Yogyakarta, 9 Desember 2021─Departemen Ilmu Komunikasi (Dikom), Fakultas Ilmu Sosial dan Ilmu Politik (Fisipol), Universitas Gadjah Mada (UGM) menggelar forum Hilirisasi Riset Departemen untuk menyampaikan hasil riset para dosen bersama dengan mahasiswa sarjana maupun pascasarjana Dikom Fisipol UGM kepada masyarakat luas.
Forum tersebut terbagi menjadi dua sesi.
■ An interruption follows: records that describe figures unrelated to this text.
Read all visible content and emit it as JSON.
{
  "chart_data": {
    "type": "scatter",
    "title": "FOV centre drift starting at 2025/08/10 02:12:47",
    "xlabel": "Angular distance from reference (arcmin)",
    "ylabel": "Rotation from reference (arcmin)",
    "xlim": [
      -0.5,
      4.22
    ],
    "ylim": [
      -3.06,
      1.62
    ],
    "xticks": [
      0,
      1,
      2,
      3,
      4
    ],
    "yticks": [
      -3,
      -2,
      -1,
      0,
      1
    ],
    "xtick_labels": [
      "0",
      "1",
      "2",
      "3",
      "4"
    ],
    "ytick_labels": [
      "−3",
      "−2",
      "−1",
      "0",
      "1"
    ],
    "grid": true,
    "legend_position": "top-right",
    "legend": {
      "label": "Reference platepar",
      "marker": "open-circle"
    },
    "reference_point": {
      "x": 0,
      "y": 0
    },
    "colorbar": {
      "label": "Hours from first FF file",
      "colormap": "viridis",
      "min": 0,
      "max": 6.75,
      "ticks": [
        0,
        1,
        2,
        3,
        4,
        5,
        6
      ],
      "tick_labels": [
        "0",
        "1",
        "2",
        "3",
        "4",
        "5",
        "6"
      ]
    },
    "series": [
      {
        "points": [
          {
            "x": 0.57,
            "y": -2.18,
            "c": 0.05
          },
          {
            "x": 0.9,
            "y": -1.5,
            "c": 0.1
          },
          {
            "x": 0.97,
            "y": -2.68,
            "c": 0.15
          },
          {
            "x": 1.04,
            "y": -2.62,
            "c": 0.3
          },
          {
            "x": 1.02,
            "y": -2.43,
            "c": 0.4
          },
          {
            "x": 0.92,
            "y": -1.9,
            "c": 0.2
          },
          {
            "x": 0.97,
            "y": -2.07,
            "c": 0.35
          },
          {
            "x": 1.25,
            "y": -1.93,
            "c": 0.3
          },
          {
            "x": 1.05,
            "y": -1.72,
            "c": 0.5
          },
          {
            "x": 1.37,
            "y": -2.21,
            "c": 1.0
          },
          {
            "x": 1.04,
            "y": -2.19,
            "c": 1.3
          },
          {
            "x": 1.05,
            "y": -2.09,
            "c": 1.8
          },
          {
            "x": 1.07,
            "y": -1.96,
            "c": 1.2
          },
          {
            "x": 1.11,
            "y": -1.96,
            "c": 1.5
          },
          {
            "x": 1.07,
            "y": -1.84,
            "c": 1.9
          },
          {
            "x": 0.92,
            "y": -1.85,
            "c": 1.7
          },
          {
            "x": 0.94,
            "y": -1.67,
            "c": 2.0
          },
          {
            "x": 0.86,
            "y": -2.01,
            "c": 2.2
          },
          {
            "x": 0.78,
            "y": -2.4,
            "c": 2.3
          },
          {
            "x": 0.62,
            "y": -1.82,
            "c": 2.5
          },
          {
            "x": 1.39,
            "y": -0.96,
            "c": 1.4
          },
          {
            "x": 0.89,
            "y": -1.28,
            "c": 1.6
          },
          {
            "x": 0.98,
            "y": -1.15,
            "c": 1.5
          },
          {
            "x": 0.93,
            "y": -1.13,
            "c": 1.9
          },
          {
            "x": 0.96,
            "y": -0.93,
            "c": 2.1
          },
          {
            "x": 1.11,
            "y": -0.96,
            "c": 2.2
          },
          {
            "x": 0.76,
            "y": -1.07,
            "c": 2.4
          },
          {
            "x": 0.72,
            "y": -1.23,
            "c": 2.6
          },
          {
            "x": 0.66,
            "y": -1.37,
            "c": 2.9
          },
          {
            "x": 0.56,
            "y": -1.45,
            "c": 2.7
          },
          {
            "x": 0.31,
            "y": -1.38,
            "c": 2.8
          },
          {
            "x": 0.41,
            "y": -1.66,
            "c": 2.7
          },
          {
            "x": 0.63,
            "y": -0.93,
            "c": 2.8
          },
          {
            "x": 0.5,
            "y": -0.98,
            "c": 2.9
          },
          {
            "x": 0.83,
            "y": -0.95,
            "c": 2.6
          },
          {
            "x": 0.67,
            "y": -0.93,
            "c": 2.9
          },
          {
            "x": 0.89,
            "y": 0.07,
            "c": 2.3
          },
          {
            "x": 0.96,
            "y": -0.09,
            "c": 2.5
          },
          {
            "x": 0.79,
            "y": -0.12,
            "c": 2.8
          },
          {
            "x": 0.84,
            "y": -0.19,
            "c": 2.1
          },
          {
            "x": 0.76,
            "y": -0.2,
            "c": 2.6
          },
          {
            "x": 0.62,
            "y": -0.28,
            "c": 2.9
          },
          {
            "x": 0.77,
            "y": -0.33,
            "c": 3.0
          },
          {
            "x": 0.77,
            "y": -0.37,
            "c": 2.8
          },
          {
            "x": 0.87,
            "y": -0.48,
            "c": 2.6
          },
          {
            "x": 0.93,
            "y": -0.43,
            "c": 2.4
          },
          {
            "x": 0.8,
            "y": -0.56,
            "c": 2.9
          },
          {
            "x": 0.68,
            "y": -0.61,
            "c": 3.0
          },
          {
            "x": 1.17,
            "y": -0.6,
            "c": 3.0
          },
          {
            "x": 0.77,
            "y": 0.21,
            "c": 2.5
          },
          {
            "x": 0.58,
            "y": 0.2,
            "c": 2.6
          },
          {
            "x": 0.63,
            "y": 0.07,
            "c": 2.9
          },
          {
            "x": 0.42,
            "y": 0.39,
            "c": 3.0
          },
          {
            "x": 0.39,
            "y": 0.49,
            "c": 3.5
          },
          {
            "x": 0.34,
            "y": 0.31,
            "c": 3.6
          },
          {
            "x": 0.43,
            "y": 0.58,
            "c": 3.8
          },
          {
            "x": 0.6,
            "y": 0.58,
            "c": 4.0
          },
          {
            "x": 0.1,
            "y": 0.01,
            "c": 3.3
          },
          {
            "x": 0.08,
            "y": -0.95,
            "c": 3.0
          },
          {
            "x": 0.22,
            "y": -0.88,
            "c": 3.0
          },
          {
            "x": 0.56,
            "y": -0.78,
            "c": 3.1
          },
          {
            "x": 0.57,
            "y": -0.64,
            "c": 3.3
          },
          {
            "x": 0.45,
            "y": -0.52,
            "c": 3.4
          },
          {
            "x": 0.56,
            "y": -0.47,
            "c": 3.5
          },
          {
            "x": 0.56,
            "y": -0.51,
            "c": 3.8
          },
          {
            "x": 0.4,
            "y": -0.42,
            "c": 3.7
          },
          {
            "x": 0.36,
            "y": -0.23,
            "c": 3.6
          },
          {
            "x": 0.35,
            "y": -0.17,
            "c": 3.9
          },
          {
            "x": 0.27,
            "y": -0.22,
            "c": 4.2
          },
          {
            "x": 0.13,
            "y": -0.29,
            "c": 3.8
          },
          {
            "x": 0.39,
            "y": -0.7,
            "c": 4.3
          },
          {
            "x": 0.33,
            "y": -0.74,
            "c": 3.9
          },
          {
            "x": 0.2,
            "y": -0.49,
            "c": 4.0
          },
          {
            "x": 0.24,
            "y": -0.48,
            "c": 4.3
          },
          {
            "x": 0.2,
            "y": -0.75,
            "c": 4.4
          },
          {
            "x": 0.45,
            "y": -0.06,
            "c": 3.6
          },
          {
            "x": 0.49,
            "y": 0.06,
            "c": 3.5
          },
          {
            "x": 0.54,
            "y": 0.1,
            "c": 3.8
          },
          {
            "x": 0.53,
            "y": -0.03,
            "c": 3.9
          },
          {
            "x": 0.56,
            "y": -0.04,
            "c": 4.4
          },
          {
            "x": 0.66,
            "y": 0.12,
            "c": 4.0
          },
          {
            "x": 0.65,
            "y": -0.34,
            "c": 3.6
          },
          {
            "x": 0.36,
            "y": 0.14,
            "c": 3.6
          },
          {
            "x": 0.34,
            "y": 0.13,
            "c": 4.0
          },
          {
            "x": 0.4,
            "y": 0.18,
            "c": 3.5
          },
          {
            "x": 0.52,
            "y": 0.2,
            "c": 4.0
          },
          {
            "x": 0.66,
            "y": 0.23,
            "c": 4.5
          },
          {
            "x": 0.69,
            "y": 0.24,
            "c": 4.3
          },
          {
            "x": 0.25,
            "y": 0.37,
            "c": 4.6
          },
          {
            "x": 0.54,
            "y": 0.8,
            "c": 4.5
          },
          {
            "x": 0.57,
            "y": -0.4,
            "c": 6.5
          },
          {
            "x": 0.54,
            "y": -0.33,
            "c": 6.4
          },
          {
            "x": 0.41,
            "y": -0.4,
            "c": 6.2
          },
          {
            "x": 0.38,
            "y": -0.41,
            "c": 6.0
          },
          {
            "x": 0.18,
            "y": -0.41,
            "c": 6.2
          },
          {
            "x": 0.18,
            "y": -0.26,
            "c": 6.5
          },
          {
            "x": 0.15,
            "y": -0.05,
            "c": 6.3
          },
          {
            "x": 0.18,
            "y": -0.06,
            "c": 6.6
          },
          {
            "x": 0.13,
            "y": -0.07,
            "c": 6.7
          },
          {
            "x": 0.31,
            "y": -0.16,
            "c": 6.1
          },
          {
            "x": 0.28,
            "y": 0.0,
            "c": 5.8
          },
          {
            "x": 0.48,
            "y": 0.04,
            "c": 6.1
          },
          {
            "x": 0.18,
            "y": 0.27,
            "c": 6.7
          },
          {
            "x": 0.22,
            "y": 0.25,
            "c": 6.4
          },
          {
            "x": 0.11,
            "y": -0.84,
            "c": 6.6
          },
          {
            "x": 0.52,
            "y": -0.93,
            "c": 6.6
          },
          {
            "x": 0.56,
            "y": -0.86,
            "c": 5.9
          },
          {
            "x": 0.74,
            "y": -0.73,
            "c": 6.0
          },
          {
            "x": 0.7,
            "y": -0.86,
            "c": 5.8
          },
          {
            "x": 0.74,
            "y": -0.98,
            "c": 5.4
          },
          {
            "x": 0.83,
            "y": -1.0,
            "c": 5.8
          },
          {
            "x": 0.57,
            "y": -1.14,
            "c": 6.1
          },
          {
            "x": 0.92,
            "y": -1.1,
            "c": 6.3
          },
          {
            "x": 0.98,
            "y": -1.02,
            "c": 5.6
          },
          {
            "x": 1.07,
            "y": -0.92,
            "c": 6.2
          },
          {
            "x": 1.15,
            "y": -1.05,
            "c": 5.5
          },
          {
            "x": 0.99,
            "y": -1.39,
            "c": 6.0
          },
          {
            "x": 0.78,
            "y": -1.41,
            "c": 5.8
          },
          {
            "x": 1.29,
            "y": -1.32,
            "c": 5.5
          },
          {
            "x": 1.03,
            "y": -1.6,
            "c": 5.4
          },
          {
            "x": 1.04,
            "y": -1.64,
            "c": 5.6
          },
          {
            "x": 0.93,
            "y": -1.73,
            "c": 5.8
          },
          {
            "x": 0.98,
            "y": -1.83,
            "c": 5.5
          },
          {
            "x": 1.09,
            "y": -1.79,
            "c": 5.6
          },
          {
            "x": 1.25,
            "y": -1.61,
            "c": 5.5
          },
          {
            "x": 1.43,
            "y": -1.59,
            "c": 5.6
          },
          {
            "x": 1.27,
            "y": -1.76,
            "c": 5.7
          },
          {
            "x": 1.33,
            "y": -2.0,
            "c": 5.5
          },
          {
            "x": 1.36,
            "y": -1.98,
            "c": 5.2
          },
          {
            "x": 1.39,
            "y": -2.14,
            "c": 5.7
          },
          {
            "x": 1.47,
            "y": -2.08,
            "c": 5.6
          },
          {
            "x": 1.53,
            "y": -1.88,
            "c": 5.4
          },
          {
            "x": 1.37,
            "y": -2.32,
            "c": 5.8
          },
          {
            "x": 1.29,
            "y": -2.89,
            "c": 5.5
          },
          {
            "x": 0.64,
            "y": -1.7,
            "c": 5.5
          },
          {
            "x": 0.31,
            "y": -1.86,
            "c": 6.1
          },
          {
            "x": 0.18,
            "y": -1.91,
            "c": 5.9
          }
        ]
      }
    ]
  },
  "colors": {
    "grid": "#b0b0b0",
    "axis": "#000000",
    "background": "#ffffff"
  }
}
Sesi pertama mengusung tema “Jurnalisme dan Kebijakan Komunikasi”, sedangkan sesi kedua membahas tema “Manajemen Komunikasi dan Komunikasi Strategis”. Dalam sesi pertama yang dipandu oleh Dosen Dikom, Muhammad Sulhan, ada empat pembicara yang menyampaikan materi hasil riset mereka.
Pertama, Ana Nadhya Abrar menerangkan risetnya bersama mahasiswa S2 Dikom tentang posisi content creator di media Tribun Jogja sebagai pintu masuk untuk mencari jawaban atas pertanyaan yang lebih luas, yakni mengenai krisis jurnalisme di Indonesia.
“Ada tiga indikator krisis jurnalisme, yaitu masyarakat ragu dengan profesionalisme wartawan, otonomi jurnalis berkurang, dan kredibilitas media menurun,” terang pengajar senior jurnalisme di Dikom itu.
Kedua, Zainuddin Muda Z. Monggilo menceritakan hasil riset mengenai praktik pemeriksaan fakta di sejumlah media di Indonesia. Menurut dosen jurnalisme yang akrab disapa Zam itu, fact checking menjadi hal yang krusial dalam jurnalisme di tengah banyaknya informasi di media sosial saat ini. Ia juga menemukan bahwa mayoritas berita hoaks saat ini bertema politik dan kesehatan.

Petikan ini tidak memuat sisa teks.